IAOS-ISI 2024, Mexico City

IAOS-ISI 2024, Mexico City

Modernizing the U.S. Census Bureau’s Demographic Programs

Organiser

JO
Jennifer Ortman

Participants

  • VV
    Dr Victoria Velkoff
    (Chair)

  • VU
    Victoria Udalova
    (Presenter/Speaker)
  • Enhancing Health Data at the U.S. Census Bureau

  • JO
    Dr Jennifer Ortman
    (Presenter/Speaker)
  • Demographic Frame: Leveraging Linked, Person-Level Data

  • JR
    Jonathan Rothbaum
    (Presenter/Speaker)
  • National Experimental Wellbeing Statistics (NEWS)

  • JF
    Dr Jason Fields
    (Presenter/Speaker)
  • Census Bureau Household Panel Survey

  • Category: International Association for Official Statistics (IAOS)

    Abstract

    The U.S. Census Bureau is modernizing its approach to producing demographic data to more effectively and efficiently meet the growing demand for high quality, comprehensive, and timely official statistics. This panel will introduce four transformation efforts: the Demographic Frame, Enhancing Health Data (eHealth), National Experimental Wellbeing Statistics (NEWS), and the Census Household Panel.

    The Demographic Frame is a comprehensive, secure, access-controlled database of person-level data consisting of demographic, social, and economic characteristics of individuals derived from census, survey, administrative, and third-party data sources. The Demographic Frame is facilitating innovations in data collection, processing, analyses, and products for the census and survey programs.

    The eHealth program links survey and administrative data to create a Health Frame, which contains detailed physician and business-level information. The Health Frame provides a more comprehensive resource to understand and assess the U.S healthcare system by taking account of the characteristics of individual providers and the organizations they work in.

    The NEWS project is improving and expanding estimates of income, poverty, and other measures of economic wellbeing by linking survey, administrative, and commercial data. The initial release addressed biases from unit nonresponse through improved weights, missing income information in both survey and administrative data through improved imputation, and misreporting by combining or replacing survey responses with administrative data.

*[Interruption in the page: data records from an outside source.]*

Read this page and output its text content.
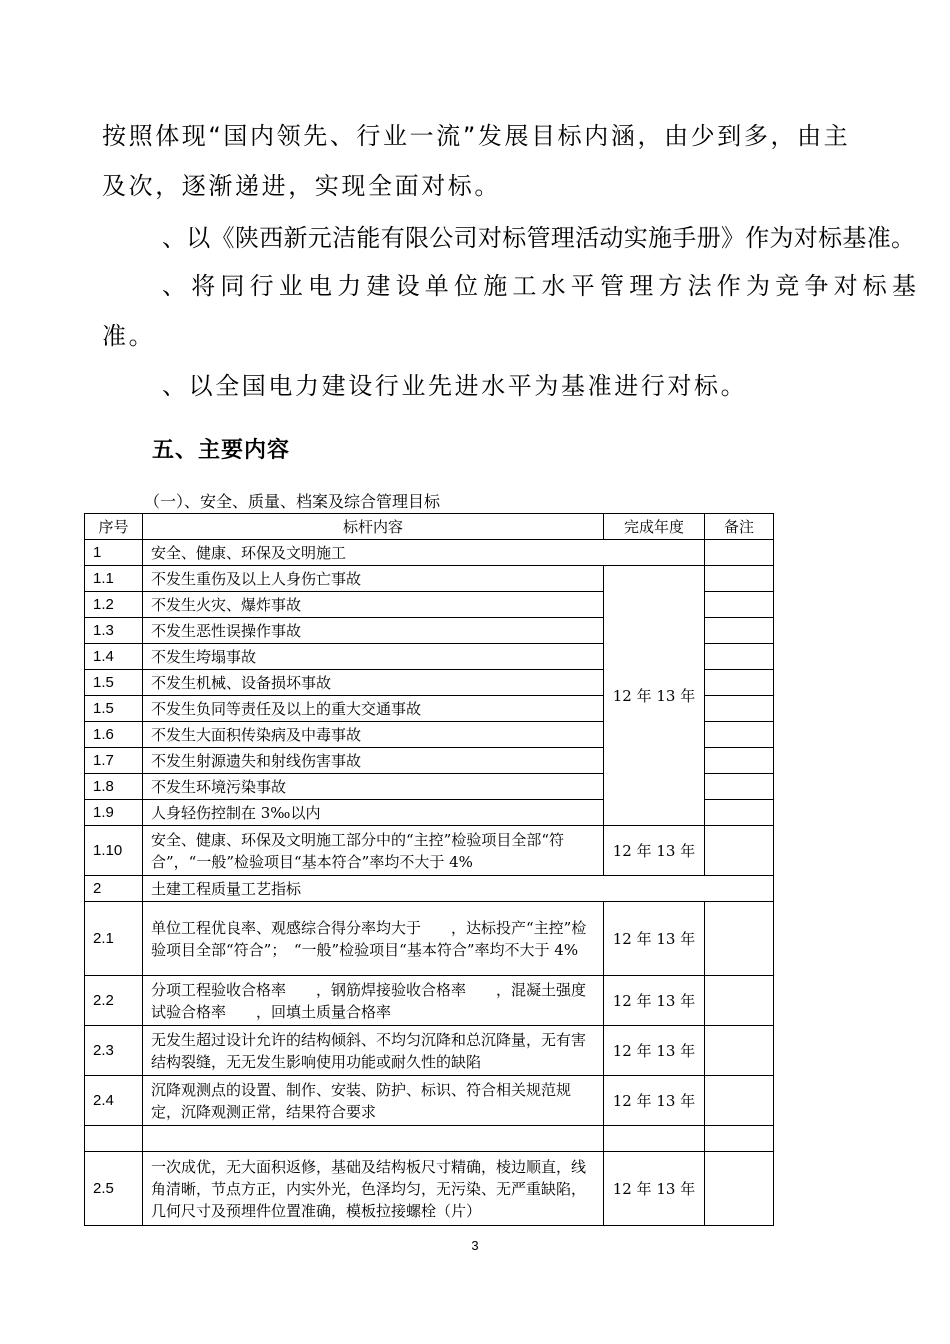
按照体现“国内领先、行业一流”发展目标内涵，由少到多，由主
及次，逐渐递进，实现全面对标。
、以《陕西新元洁能有限公司对标管理活动实施手册》作为对标基准。
、将同行业电力建设单位施工水平管理方法作为竞争对标基
准。
、以全国电力建设行业先进水平为基准进行对标。
五、主要内容
（一）、安全、质量、档案及综合管理目标
序号	标杆内容	完成年度	备注
1	安全、健康、环保及文明施工		
1.1	不发生重伤及以上人身伤亡事故	12 年 13 年	
1.2	不发生火灾、爆炸事故		
1.3	不发生恶性误操作事故		
1.4	不发生垮塌事故		
1.5	不发生机械、设备损坏事故		
1.5	不发生负同等责任及以上的重大交通事故		
1.6	不发生大面积传染病及中毒事故		
1.7	不发生射源遗失和射线伤害事故		
1.8	不发生环境污染事故		
1.9	人身轻伤控制在 3‰以内		
1.10	安全、健康、环保及文明施工部分中的“主控”检验项目全部“符合”，“一般”检验项目“基本符合”率均不大于 4%	12 年 13 年	
2	土建工程质量工艺指标		
2.1	单位工程优良率、观感综合得分率均大于　　，达标投产“主控”检验项目全部“符合”；　“一般”检验项目“基本符合”率均不大于 4%	12 年 13 年	
2.2	分项工程验收合格率　　，钢筋焊接验收合格率　　，混凝土强度试验合格率　　，回填土质量合格率	12 年 13 年	
2.3	无发生超过设计允许的结构倾斜、不均匀沉降和总沉降量，无有害结构裂缝，无无发生影响使用功能或耐久性的缺陷	12 年 13 年	
2.4	沉降观测点的设置、制作、安装、防护、标识、符合相关规范规定，沉降观测正常，结果符合要求	12 年 13 年	

2.5	一次成优，无大面积返修，基础及结构板尺寸精确，棱边顺直，线角清晰，节点方正，内实外光，色泽均匀，无污染、无严重缺陷，几何尺寸及预埋件位置准确，模板拉接螺栓（片）	12 年 13 年	
3
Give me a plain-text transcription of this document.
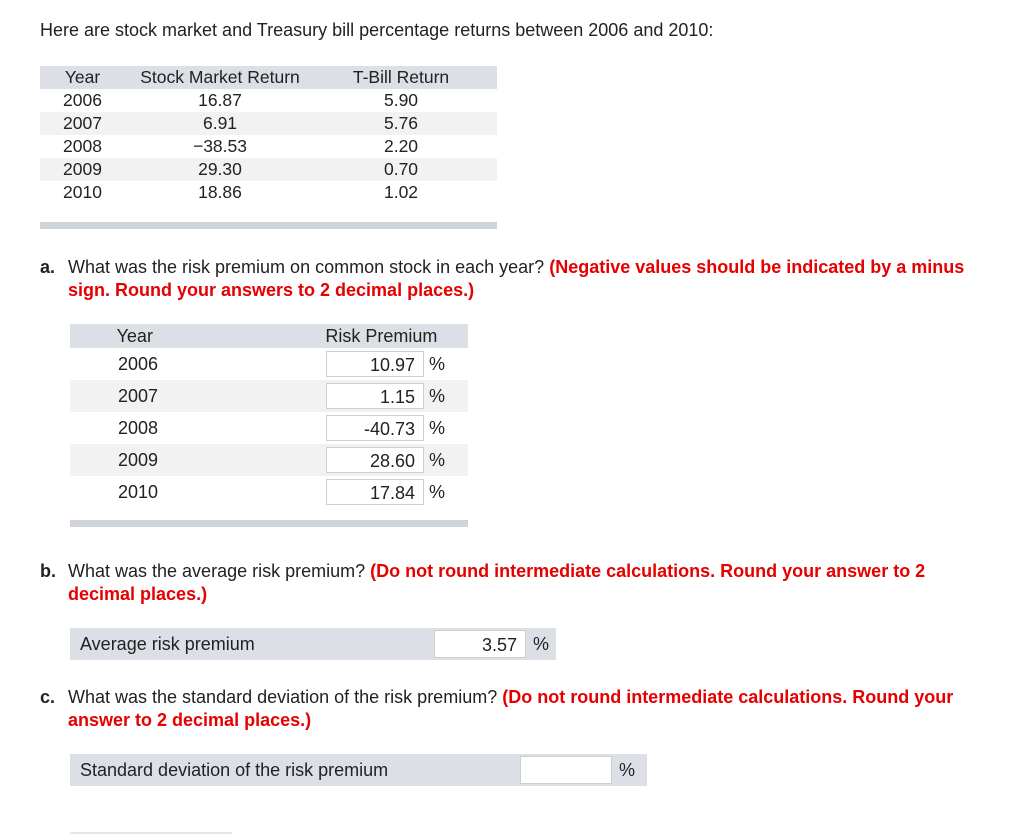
Here are stock market and Treasury bill percentage returns between 2006 and 2010:
Year	Stock Market Return	T-Bill Return
2006	16.87	5.90
2007	6.91	5.76
2008	−38.53	2.20
2009	29.30	0.70
2010	18.86	1.02
a. What was the risk premium on common stock in each year? (Negative values should be indicated by a minus sign. Round your answers to 2 decimal places.)
Year	Risk Premium
2006	10.97 %
2007	1.15 %
2008	-40.73 %
2009	28.60 %
2010	17.84 %
b. What was the average risk premium? (Do not round intermediate calculations. Round your answer to 2 decimal places.)
Average risk premium	3.57 %
c. What was the standard deviation of the risk premium? (Do not round intermediate calculations. Round your answer to 2 decimal places.)
Standard deviation of the risk premium	%
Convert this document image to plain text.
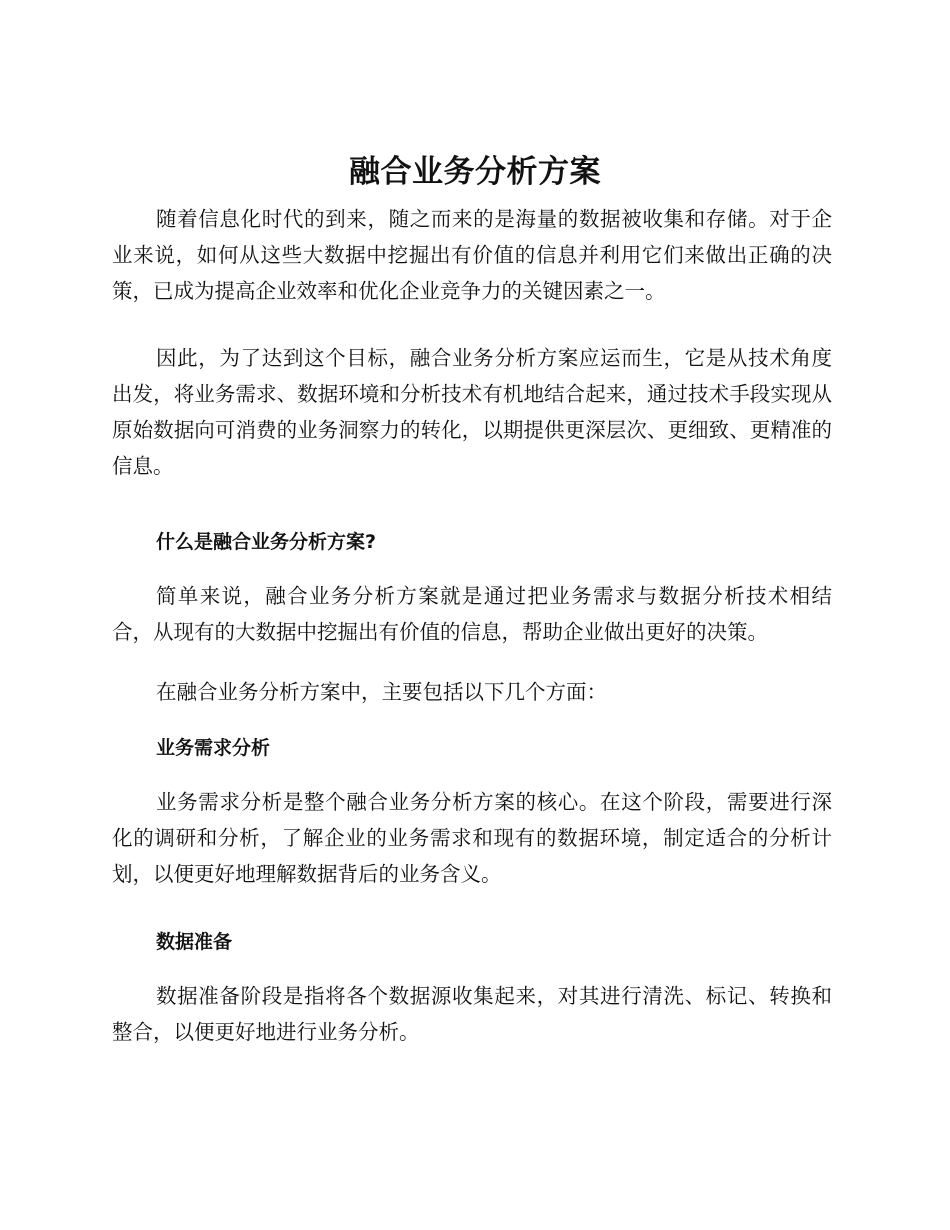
融合业务分析方案

随着信息化时代的到来，随之而来的是海量的数据被收集和存储。对于企业来说，如何从这些大数据中挖掘出有价值的信息并利用它们来做出正确的决策，已成为提高企业效率和优化企业竞争力的关键因素之一。

因此，为了达到这个目标，融合业务分析方案应运而生，它是从技术角度出发，将业务需求、数据环境和分析技术有机地结合起来，通过技术手段实现从原始数据向可消费的业务洞察力的转化，以期提供更深层次、更细致、更精准的信息。

什么是融合业务分析方案?

简单来说，融合业务分析方案就是通过把业务需求与数据分析技术相结合，从现有的大数据中挖掘出有价值的信息，帮助企业做出更好的决策。

在融合业务分析方案中，主要包括以下几个方面：

业务需求分析

业务需求分析是整个融合业务分析方案的核心。在这个阶段，需要进行深化的调研和分析，了解企业的业务需求和现有的数据环境，制定适合的分析计划，以便更好地理解数据背后的业务含义。

数据准备

数据准备阶段是指将各个数据源收集起来，对其进行清洗、标记、转换和整合，以便更好地进行业务分析。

    The Census Bureau Household Panel is a nationally-representative, address-based, probability-based internet panel (including non-internet households) designed to improve representativeness, significantly reduce burden on sampled households, and promote high-frequency data meeting the immediate needs of the U.S. government and public. The Panel facilitates near real-time analysis of national events that may impact social, economic, or demographic characteristics of the population. It also supports research to improve surveys, including testing content changes, alternative methods for enhancing data with administrative and other data sources, and adaptive survey design procedures.